Gertrude Vanderbilt Whitney and her assistant, Salvatore F. Bilotti, in her sculpture studio on MacDougal Alley working on the maquette for her Spirit of Flight created for the 1939 World's Fair in New York. Photo: courtesy the New York Studio School.
Gertrude Vanderbilt Whitney and her assistant, Salvatore F. Bilotti, in her sculpture studio on MacDougal Alley working on the maquette for her Spirit of Flight created for the 1939 World's Fair in New York. Photo: courtesy the New York Studio School.

Something about the onset of fall this year seems to have triggered art lovers’ preservationist urges, as both Andrew Wyeth and Gertrude Vanderbilt Whitney‘s former studios, in Pennsylvania and New York, respectively, have been granted landmark status. Even the UK is getting in on the act, reports the BBC, with England’s Beamish Museum announcing plans to reconstruct the historic work space of coal miner-turned-painter Norman Cornish, donated to the institution after the artist died this August at age 94.

Back in New York, the PreservationNation Blog writes that Vanderbilt’s Greenwich Village studio, recently named a National Treasure by the National Trust for Historic Preservation, is being restored by its current owner, the New York Studio School of Drawing, Painting, and Sculpture.

Despite being born to the wealthy Vanderbilt family in 1875, and marrying the equally well-off Harry Pyne Whitney, Vanderbilt maintained a vibrant studio practice as a sculptor throughout her adult life. To the horror of her peers, the heiress worked out of a converted stable on MacDougal Alley. As one contemporaneous newspaper headline put it: “Daughter of Cornelius Vanderbilt Will Live in Dingy New York Alley.”

In her efforts to support fellow artists, Whitney purchased a nearby townhouse, which eventually became the first home of the fledgling Whitney Museum, the first institution devoted to 20th century American art. As that museum now prepares for yet another move, from the Upper East Side to the Meatpacking District (see “New Whitney Building, Like Noah’s Ark, Could Ferry All of American Art to Safety“), the Studio School, housed at the original museum complex, will honor Whitney by restoring her historic studio space to its original appearance.

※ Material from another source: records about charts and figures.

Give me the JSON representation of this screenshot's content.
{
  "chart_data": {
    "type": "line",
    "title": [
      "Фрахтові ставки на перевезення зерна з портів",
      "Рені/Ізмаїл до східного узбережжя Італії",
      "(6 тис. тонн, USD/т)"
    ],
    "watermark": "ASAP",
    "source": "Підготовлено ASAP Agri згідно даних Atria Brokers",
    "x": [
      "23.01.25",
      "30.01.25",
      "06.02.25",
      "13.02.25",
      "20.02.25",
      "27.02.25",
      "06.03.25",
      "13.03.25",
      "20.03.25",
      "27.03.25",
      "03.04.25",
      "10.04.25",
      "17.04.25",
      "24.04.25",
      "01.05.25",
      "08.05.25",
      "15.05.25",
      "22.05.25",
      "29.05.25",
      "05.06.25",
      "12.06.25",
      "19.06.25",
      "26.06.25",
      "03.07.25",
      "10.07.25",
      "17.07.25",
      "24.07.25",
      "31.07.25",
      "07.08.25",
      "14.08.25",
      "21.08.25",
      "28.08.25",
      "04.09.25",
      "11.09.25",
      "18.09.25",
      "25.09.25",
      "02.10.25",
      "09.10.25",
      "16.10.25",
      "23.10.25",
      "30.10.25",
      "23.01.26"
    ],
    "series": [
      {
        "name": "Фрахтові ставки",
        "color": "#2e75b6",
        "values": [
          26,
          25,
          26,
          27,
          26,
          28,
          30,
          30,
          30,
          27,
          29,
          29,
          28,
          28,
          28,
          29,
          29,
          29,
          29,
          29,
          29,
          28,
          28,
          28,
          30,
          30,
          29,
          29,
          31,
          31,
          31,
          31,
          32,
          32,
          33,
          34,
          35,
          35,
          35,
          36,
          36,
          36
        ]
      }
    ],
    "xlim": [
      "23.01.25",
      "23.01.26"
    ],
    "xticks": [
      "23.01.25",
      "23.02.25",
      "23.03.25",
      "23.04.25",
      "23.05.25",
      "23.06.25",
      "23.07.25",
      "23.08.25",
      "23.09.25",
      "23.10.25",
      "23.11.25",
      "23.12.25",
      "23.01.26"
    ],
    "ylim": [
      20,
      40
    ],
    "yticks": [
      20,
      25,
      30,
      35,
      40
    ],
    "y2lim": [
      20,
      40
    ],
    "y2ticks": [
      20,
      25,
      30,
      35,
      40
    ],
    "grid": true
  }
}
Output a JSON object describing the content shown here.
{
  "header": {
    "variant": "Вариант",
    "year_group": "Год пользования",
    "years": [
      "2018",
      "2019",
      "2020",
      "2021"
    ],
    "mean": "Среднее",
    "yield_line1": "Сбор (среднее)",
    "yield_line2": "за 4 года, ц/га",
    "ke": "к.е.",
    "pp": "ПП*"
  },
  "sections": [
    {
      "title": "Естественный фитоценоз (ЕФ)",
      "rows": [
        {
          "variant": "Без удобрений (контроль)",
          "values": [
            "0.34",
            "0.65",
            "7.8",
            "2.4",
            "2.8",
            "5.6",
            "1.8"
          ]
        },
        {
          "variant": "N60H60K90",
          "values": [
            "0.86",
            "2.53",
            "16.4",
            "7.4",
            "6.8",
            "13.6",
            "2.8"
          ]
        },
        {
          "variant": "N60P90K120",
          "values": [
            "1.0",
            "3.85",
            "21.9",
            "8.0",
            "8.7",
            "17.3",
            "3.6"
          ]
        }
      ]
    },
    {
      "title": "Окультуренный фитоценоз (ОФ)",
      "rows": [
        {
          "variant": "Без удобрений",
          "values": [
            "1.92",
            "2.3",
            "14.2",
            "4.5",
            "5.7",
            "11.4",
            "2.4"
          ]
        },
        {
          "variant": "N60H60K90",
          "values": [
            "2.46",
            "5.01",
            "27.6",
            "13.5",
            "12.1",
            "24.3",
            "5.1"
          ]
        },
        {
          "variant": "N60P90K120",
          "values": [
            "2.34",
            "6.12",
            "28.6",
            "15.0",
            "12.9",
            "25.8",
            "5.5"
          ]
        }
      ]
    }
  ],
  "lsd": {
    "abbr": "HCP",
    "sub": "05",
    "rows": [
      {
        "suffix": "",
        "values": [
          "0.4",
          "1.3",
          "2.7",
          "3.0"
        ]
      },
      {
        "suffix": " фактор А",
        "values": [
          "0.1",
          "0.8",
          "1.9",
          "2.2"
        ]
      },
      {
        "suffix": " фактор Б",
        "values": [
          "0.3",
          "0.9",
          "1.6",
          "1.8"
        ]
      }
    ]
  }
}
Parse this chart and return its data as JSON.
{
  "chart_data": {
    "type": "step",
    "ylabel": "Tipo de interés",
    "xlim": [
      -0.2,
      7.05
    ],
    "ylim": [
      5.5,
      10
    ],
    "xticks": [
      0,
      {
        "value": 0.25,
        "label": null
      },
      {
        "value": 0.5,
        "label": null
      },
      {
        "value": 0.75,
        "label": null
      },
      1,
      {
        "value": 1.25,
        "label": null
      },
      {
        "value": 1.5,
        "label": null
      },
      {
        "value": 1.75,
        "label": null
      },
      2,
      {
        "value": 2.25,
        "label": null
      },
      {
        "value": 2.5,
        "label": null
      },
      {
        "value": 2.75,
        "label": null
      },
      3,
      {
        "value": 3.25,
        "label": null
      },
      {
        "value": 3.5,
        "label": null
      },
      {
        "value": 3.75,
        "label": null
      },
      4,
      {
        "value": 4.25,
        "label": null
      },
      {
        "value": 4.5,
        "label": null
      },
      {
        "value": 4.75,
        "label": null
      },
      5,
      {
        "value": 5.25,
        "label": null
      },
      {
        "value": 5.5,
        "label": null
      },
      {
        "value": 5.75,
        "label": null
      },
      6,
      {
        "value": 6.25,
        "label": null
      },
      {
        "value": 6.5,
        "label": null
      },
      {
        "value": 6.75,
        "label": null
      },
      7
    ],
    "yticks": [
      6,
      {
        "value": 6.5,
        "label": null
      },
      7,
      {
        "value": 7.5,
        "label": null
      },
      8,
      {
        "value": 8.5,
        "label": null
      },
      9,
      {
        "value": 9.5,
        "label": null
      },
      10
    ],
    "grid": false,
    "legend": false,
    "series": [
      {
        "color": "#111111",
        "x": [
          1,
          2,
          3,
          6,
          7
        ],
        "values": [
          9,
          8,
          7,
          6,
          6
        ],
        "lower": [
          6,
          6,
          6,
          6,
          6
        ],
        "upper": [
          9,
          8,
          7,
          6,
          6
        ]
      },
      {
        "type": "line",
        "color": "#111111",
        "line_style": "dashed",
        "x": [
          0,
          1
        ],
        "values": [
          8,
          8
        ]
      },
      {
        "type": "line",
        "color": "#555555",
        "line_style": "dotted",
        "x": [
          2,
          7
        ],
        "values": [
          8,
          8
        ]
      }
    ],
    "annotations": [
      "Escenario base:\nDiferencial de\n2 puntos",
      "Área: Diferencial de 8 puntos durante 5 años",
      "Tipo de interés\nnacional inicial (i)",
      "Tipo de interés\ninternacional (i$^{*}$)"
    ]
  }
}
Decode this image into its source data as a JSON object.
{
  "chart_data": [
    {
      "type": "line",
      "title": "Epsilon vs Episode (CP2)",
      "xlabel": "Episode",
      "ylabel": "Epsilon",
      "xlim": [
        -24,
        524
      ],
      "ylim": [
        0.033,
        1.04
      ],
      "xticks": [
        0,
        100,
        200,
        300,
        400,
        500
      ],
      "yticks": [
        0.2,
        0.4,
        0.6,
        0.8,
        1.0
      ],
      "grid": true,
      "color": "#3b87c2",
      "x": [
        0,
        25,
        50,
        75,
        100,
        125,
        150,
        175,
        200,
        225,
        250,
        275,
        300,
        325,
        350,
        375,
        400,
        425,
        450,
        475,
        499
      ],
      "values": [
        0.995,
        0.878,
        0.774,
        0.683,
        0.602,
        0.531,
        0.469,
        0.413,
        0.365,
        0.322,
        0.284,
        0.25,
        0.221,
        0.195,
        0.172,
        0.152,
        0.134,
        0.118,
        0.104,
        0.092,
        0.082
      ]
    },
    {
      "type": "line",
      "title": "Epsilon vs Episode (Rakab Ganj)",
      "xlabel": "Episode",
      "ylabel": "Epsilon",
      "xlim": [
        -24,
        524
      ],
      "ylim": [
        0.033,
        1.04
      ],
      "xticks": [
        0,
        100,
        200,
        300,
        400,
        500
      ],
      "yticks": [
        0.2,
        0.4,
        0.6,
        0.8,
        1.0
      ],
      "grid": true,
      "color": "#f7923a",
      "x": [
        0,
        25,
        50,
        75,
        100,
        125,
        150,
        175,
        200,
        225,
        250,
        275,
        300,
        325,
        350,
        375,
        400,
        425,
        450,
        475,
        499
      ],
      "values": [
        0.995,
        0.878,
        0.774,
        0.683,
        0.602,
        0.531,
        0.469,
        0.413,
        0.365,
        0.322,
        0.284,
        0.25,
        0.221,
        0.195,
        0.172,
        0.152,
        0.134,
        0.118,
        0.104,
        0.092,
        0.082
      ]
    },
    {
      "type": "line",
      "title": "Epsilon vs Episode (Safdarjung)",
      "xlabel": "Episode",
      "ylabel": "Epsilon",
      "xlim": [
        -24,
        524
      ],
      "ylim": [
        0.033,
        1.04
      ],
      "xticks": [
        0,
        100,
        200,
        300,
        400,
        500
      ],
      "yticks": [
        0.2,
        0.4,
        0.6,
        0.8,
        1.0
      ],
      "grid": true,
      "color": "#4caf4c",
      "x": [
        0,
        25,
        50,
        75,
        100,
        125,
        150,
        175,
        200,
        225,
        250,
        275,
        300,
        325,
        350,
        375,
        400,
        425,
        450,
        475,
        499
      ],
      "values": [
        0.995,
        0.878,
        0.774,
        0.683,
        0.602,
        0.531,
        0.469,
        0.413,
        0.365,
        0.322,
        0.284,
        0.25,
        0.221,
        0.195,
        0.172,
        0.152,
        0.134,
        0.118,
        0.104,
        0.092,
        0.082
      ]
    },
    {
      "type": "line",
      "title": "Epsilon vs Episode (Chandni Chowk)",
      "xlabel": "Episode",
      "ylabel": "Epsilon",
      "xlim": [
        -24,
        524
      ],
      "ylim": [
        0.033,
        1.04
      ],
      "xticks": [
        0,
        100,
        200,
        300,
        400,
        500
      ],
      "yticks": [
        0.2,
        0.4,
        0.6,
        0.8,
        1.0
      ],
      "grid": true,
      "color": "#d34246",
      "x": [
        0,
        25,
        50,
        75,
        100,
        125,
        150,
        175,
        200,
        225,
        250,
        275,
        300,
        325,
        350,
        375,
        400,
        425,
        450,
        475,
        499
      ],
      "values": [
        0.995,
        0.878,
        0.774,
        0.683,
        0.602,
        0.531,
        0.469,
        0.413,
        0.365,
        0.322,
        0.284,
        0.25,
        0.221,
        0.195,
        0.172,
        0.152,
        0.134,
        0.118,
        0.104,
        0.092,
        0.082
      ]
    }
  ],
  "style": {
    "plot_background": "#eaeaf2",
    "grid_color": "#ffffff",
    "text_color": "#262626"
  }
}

As reported by Artfix Daily, the studio in Chadds Ford studio where Wyeth painted from 1940 to 2008 has received National Historic Landmark designation from the National Park Service. The studio has been added to the Kuerner Farm site, which inspired over 1,000 of the artist’s works and was added to the registry in 2011. The nearby home and studio of the artist’s father, N.C. Wyeth, was declared a landmark in 1997. Both sites are now managed by the Brandywine River Museum of Art, and are open to the public for daily tours.